Traffic in Sedona was bumper to bumper. The crowds were large and Pink Jeep Tours were doing a landslide business on this day and there were Pink Jeeps everywhere. I thought the town was well done but looked newer and more “touristy” than I had anticipated. I should probably come back when we have time to explore.
Our original plan had been to stay in the Fort Tuthill Recreation Area in Flagstaff, but this installation, operated by Luke AFB, did not open until mid-April. We went to Plan B. We did just fine. We were able to secure the last site available at Dead Horse Ranch State Park on the outskirts of Cottonwood. The drive was almost six hours and we arrived around 3 pm in plenty of time to locate Sherman’s new home for the night and check in. This area is absolutely beautiful.
The campground is located in a small canyon with short hills to the east and west.
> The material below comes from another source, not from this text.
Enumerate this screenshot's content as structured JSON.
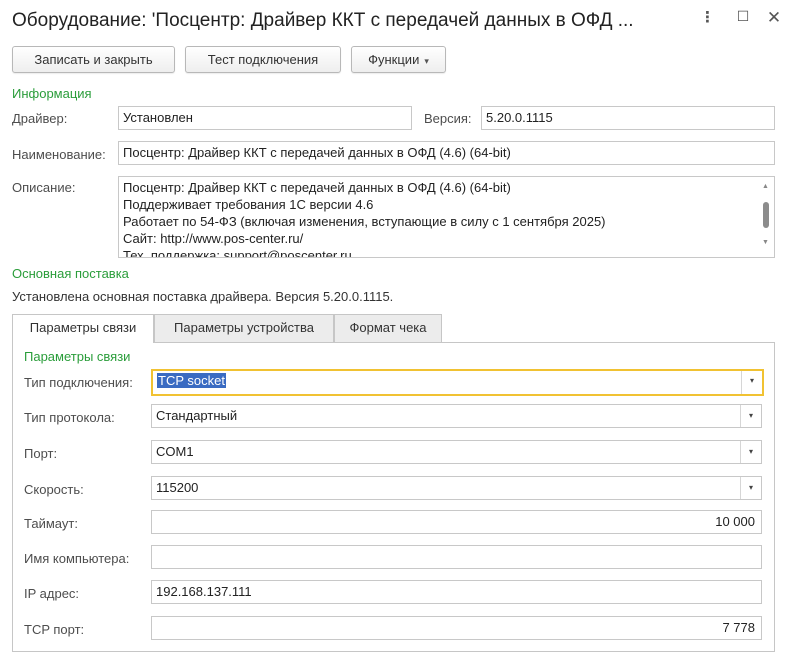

Campers were sitting outside their trailers enjoying the absolutely perfect weather. There were enough trees to give each campsite a few degrees of separation from its neighbor and provide a dab of shade. All in all, Dead Horse Ranch looked very inviting.
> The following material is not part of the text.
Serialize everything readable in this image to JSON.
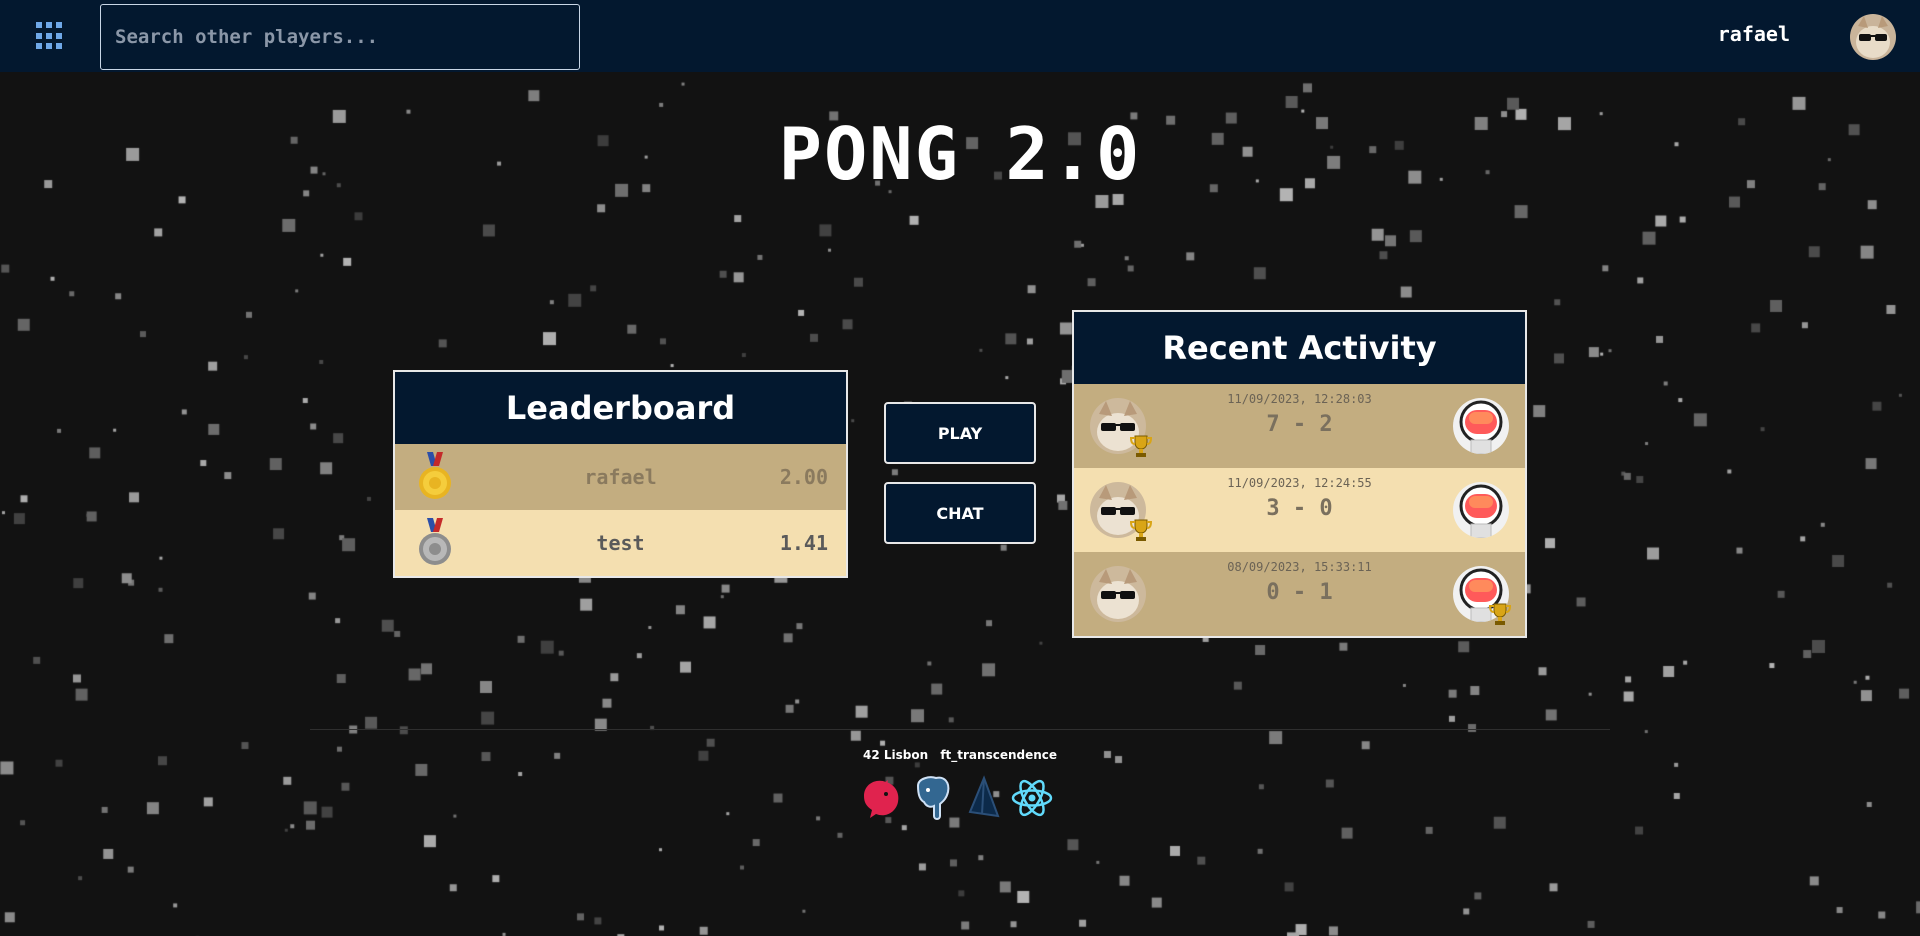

We were greeted by the camp host who verified our registration gave us a rundown on the facilities. The showers were located conveniently close to our camping spot and Helen (adorable wife) verified that they were immaculate. Our site had connections for both water and electric, but before we hooked up, we made a return trip to Cottonwood and Hog Wild BBQ to “pig out” for dinner.
Hog Wild was a small BBQ restaurant, but the food was large on flavor and larger still on portions. We ordered a sampler platter to share and took it back to the campground. This may have been our best meal to date…the ribs were out of this world good. I’ll torture BBQ lovers with a picture.
The next morning we were up before sunrise. I wanted to walk up the hill to the west of our campsite and take pictures of the sunrise as it came over the canyon. This excursion turned out to be fraught with peril, however.
As I walked up the hillside and turned to get a bearing on the sunrise, I tripped over my own feet, fell, and introduced my nose to a big rock. At first, I thought my nose was broken, but I had only cut it open (and scratched my glasses). I was a bit woozy but determined to take pictures and continued on up the hill holding a handkerchief on my face with one hand and holding my camera with another. I’m so thankful I continued on because the sunrise over the canyon was spectacular. There was a red glow everywhere and the moon was still high in the western sky to add an accent piece to the picture. I snapped away, even finding Sherman in the distance. It was now time to return to Sherman and care for my wounds. I was fine and eventually found my spare glasses.
I sincerely regret that we had only booked one day at Dead Horse Ranch and made a promise that we would return, but our next stop was Nellis AFB in Las Vegas and we wanted to arrive before five o’clock traffic which we understood could be quite heavy. Sherman agreed. We did have one stop planned on our way out of the area however and turned into the Tuzigoot National Monument for a quick tour of the ancient pueblo.
The pueblo was built around A.D. 1000 by the Sinagua people who were agriculturists and traders. The pueblo sat on a hillside which offered a view for miles and enabled the inhabitants to watch for oncoming traders or threats. The pueblo was quite impressive to be as ancient as it was. It had a total of three stories.
According to the displays in the museum, the original inhabitants had departed the area around 1400 A.D. In the early 1930’s an excavation of the area was completed and uncovered hundreds of relics including tools and pottery from the period of occupation. Tuzigoot was named for an Apache who worked with the excavation team. (link here)
Having added to our knowledge base for today, we left on a route that took us through some beautiful countryside that included the town of Prescott. Glorious doesn’t describe the views. Please note the snow-capped peaks in the distance.